La Justa, que se enteró, se echó a reír.

Manuel esperó la muerte del toro mirando al suelo; volvieron a salir las mulillas, y al arrastrar el caballo quedaron todos los intestinos en el suelo, y un monosabio los llevó con el rastrillo.

-Mira, mira el mondongo -dijo, riendo, la justa.

Manuel, sin decir nada ni hacer caso de observaciones, salió del tendido. Bajó a unas galerías grandes, llenas de urinarios que olían mal, y anduvo buscando la puerta, sin encontrarla.

Sentía rabia contra todo el mundo; contra los demás y contra él. Le pareció el espectáculo una asquerosidad repugnante y cobarde.

Él suponía que los toros era una cosa completamente distinta a lo que acababa de ver; pensaba que se advertiría siempre el dominio del hombre sobre la fiera, que las estocadas serían como rayos y que en todos los momentos de la lidia habría algo interesante y sugestivo; y, en vez del espectáculo que él soñaba, en vez de la apoteosis sangrienta del valor y de la fuerza, veía una cosa mezquina y sucia, de cobardía y de intestinos; una fiesta en donde no se notaba más que el miedo del torero y la crueldad cobarde del público recreándose en sentir la pulsación de aquel miedo.

Aquello no podía gustar -pensó Manuel- más que a gente como el Carnicerín, a chulapos afeminados y a mujerzuelas indecentes.

Al llegar a casa, Manuel arrojó de sí con rabia el sombrero y las botas y el traje con el cual había ido a la plaza tan ridículo...

Se comentó mucho por el señor Custodio y su mujer la indignación de Manuel, y a él mismo le produjo cierto asombro; comprendía que no le hubiera gustado; lo que le chocaba es que le produjese tanta ira y tanta rabia.

Pasó el verano; la justa comenzó a hacer los preparativos para la boda; Manuel, mientras tanto, proyectaba marcharse de casa del señor Custodio y salir de Madrid. ¿Adónde? No lo sabía; cuanto más lejos, mejor -pensaba.

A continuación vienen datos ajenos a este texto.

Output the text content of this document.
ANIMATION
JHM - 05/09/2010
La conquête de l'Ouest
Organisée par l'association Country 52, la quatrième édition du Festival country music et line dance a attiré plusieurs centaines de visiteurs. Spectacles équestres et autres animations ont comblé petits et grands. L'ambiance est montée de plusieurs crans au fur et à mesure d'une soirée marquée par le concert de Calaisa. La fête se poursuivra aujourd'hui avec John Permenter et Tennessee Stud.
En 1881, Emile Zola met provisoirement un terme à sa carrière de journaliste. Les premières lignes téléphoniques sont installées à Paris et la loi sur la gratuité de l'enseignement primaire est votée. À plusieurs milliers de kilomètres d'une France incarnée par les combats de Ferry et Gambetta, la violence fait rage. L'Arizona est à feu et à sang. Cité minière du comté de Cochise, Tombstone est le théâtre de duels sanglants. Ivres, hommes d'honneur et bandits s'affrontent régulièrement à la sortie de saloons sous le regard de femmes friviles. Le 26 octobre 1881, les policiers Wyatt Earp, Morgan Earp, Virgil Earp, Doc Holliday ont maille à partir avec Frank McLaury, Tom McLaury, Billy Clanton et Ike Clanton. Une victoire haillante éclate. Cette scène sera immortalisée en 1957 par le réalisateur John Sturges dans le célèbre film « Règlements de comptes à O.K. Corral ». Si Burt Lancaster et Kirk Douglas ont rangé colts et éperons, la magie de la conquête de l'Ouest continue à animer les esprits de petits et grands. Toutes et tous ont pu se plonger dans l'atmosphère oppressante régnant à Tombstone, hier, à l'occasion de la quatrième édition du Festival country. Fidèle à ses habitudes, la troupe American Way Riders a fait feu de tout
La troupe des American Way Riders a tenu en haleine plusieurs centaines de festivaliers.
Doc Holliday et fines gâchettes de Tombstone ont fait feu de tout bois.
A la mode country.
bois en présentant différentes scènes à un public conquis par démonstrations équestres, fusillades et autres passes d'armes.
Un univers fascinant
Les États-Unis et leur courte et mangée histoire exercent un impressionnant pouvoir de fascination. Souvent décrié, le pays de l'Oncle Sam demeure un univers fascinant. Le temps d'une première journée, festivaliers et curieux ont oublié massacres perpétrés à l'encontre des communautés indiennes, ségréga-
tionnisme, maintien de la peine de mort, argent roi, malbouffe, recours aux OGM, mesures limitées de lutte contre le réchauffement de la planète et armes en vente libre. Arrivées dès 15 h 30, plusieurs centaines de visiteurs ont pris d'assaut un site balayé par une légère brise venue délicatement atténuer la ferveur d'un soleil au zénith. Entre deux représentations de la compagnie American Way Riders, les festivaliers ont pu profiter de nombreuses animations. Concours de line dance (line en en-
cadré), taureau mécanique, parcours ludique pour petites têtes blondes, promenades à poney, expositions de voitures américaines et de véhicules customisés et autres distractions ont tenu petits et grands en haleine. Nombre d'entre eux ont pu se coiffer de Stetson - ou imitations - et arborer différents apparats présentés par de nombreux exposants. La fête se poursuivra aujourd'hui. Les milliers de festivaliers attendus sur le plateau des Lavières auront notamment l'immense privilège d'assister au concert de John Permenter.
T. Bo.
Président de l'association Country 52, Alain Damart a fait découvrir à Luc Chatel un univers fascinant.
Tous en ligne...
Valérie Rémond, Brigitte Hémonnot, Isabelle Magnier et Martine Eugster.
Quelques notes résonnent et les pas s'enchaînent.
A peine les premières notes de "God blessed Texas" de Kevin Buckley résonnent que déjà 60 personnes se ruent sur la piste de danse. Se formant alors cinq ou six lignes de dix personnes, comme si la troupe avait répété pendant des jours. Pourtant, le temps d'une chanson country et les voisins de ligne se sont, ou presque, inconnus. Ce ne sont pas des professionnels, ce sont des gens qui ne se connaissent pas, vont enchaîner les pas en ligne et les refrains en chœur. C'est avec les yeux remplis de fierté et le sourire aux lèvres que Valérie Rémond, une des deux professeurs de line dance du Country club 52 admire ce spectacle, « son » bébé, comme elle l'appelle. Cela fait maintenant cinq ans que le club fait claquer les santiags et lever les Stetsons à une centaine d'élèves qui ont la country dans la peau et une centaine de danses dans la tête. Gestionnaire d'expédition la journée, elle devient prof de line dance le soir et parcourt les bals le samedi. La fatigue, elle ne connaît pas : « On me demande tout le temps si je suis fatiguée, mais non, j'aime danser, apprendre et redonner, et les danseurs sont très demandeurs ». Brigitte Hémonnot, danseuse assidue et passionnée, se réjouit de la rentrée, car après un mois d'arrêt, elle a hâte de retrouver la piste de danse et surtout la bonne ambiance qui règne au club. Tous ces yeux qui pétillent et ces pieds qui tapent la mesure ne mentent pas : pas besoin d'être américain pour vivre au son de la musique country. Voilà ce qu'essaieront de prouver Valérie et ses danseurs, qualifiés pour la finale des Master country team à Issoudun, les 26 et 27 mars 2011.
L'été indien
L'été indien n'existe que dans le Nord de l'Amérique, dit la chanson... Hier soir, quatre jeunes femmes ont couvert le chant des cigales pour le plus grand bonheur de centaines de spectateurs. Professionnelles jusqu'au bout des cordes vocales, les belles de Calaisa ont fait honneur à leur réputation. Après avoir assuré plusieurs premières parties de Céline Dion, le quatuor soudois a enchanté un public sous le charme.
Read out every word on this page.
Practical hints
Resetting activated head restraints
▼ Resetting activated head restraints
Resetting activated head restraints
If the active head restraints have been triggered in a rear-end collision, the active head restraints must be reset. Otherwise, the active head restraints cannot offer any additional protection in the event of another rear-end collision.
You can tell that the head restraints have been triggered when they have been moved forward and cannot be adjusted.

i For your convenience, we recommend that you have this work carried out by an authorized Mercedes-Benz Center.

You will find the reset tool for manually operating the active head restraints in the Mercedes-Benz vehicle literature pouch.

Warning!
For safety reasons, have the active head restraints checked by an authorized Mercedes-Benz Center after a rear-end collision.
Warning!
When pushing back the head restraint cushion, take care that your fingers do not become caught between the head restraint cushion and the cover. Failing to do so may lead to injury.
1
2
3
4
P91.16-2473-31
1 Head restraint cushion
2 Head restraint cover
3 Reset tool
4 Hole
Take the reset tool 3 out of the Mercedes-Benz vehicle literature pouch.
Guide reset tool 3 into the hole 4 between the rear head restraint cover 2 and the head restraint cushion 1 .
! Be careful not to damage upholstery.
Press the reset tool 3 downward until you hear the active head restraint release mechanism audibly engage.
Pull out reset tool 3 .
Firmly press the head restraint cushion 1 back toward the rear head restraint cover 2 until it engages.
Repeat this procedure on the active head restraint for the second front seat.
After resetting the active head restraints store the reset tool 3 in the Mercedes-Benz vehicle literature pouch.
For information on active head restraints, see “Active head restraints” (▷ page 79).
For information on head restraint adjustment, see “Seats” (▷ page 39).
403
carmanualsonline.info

En el mes de noviembre se celebró la boda de una compañera del taller de la justa, en la Bombilla. No podían ir el señor Custodio y su mujer, y Manuel acompañó a la justa.

Vivía la novia en la ronda de Toledo, y su casa era el punto de partida de los invitados.

A la puerta esperaba un ómnibus grande, en donde cabían una infinidad de personas.

Subieron todos los invitados; la Justa y Manuel se acomodaron en la imperial del coche y esperaron un rato. Se presentaron los novios, rodeados de una nube de chiquillos que gritaban; él tenía facha de hortera; ella, esmirriada y fea, parecía una mona; los padrinos iban detrás, y en el grupo de éstos, una vieja gorda, chata, bizca, de pelo blanco, con una rosa roja en la cabeza y una guitarra en la mano, avanzaba con aire flamenco.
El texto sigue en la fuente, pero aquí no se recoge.